What is needed is a syringe capable of sequentially injecting two substances from one syringe. Such a syringe would be readily useable in imaging applications as the syringe would be preferably pre-filled with a desired contrast agent and a saline solution to provide in-line flushing in the injection tubing to prevent waste of the contrast agent even when small volumes of contrast agent are used. Such a syringe would be readily adaptable to fit in existing power injection equipment such as the commonly used single barrel injector described previously or a double barrel injector where only one side of the injector need be used.

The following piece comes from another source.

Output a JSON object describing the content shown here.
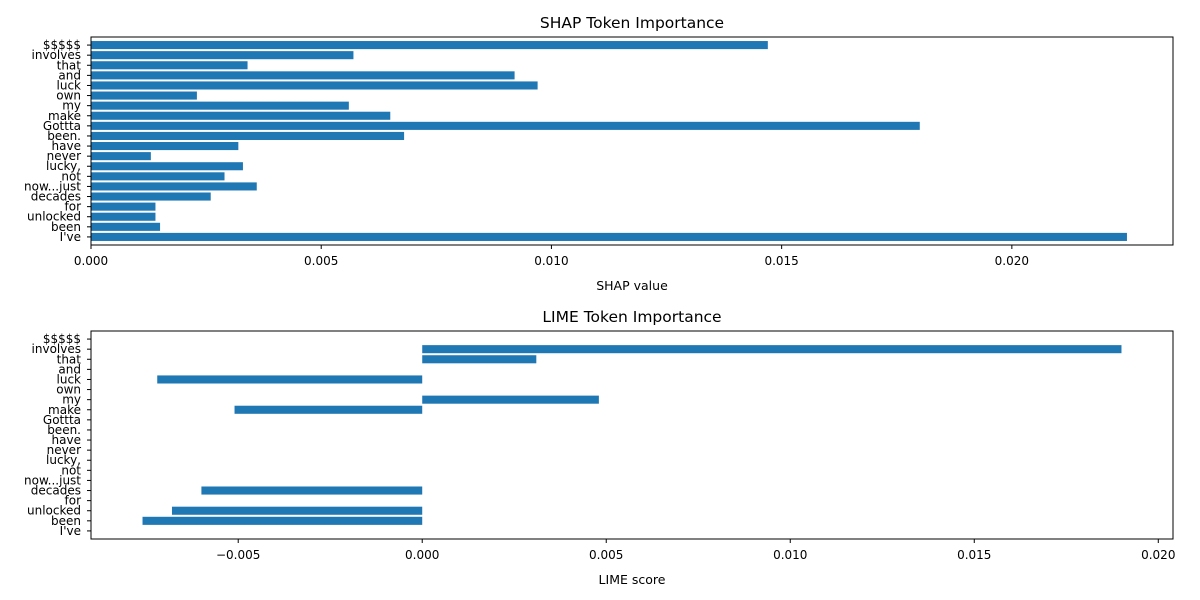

By providing the flush solution in line with the contrast agent, all of the contrast agent in the tube can be used instead of discarding the residual contrast agent that is ordinarily left over in the injection tubing in the double barrel injector between the syringe head and the “Y” connector or in the single barrel injector between the syringe head and the patient injection site. Such a syringe would allow the use of a saline flush with the single barrel injector to achieve the clinical benefits described above that are ordinarily only achieved through the use of the less common double barrel injector.